Sahel : entre jiha­disme uni­ver­sa­liste et jiha­disme ethnique

Par Ber­nard Lugan 

L’attaque dans la nuit de mer­cre­di 10 à jeu­di 11 juin d’un poste fron­tière entre le Bur­ki­na Faso et la Côte d’Ivoire, est la pre­mière action jiha­diste visant la Côte d’Ivoire depuis les atten­tats de Grand Bas­sam en 2016. Elle s’inscrit dans le cadre de la lutte à mort oppo­sant l’EIGS (Etat isla­mique dans le Grand Saha­ra) à AQMI (Al-Quaï­da pour le Magh­reb isla­mique).
Dans la par­tie ouest du Sahel, le jiha­disme a en effet écla­té en deux grands cou­rants qui, désor­mais, se com­battent : – L’un, celui de l’EIGS (Etat isla­mique dans le Grand Saha­ra), est rat­ta­ché à Daech et il a pour objec­tif la créa­tion dans toute la BSS (Bande sahé­lo-saha­rienne), d’un vaste cali­fat trans-eth­nique rem­pla­çant les actuels Etats. Son chef, Adnane Abou Walid al-Saha­raoui est un arabe Régui­bat, ancien cadre du Poli­sa­rio.- L’autre, celui d’Aqmi (Al-Quaï­da pour le Magh­reb isla­mique), est l’émanation de larges frac­tions de deux grands peuples, les Toua­reg et les Peul, dont les chefs locaux, le Toua­reg Iyad Ag Gha­li et le Peul Ahma­dou Kou­fa, ne prônent pas la des­truc­tion des actuels Etats sahé­liens.

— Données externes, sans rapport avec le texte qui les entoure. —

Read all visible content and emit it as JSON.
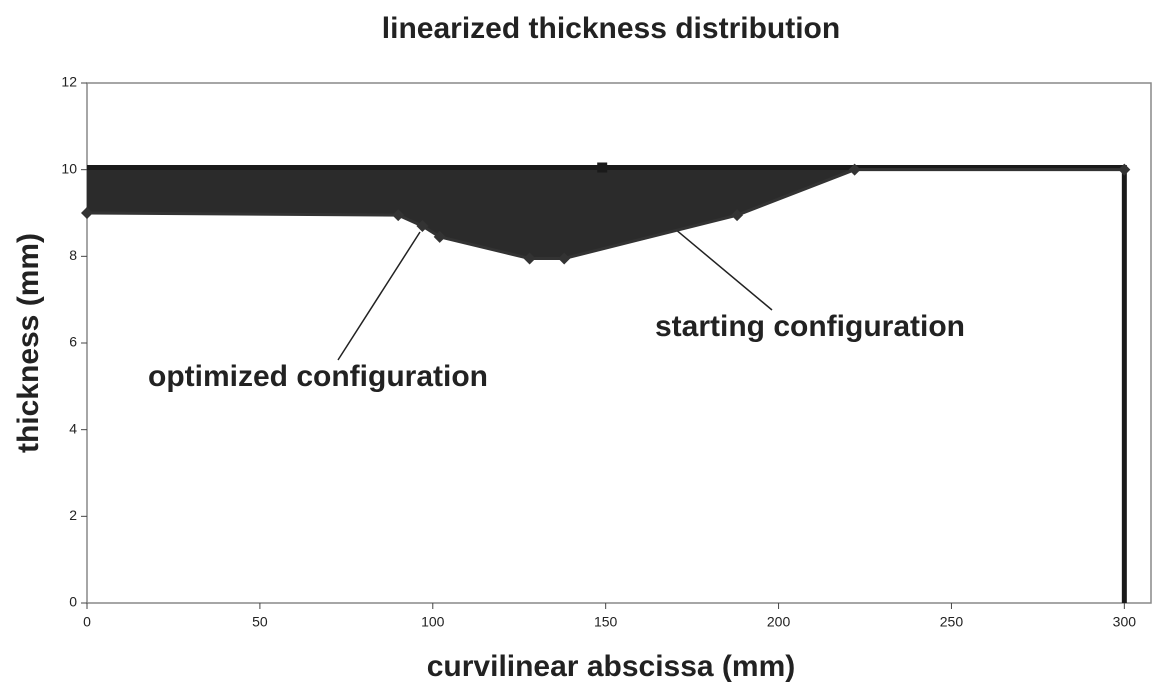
{
  "chart_data": {
    "type": "line",
    "title": "linearized thickness distribution",
    "xlabel": "curvilinear abscissa (mm)",
    "ylabel": "thickness (mm)",
    "annotations": [
      "optimized configuration",
      "starting configuration"
    ],
    "series": [
      {
        "name": "starting configuration",
        "color": "#1a1a1a",
        "x": [
          0,
          149,
          300,
          300
        ],
        "values": [
          10.05,
          10.05,
          10.05,
          0
        ]
      },
      {
        "name": "optimized configuration",
        "color": "#333333",
        "x": [
          0,
          90,
          97,
          102,
          128,
          138,
          188,
          222,
          300
        ],
        "values": [
          9,
          8.95,
          8.7,
          8.45,
          7.95,
          7.95,
          8.95,
          10,
          10
        ]
      }
    ],
    "xlim": [
      0,
      308
    ],
    "xticks": [
      0,
      50,
      100,
      150,
      200,
      250,
      300
    ],
    "ylim": [
      0,
      12
    ],
    "yticks": [
      0,
      2,
      4,
      6,
      8,
      10,
      12
    ]
  }
}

Les reven­di­ca­tions des Toua­reg de l’Azawad n’étant pas celles des Peul du Maci­na, du Soum ou du Lip­ta­ko, c’était donc tout à fait arti­fi­ciel­le­ment que leurs com­bat­tants s’étaient réunis sous la ban­nière d’Al-Qaïda qui, tout comme Daech, reven­dique le cali­fat, donc la des­truc­tion des Etats sahé­liens. Cette arti­fi­cia­li­té a fini par abou­tir à une frac­ture entre l’Algérien Abdel­ma­lek Drouk­dal, chef d’Al-Qaïda pour toute l’Afrique du Nord et la BSS, et les deux prin­ci­paux chefs eth­no-isla­mistes régio­naux, à savoir Iyad Ag Gha­li et Ahma­dou Kou­fa. Ces deux der­niers qui détiennent une par­tie des clés du conflit, négo­cient actuel­le­ment avec Bama­ko. Iyad Ag Gha­li sous les aus­pices de son par­rain algé­rien inquiet de la pro­gres­sion régio­nale de Daech ; Ahma­dou Kou­fa sous celles de son men­tor, l’imam Dicko.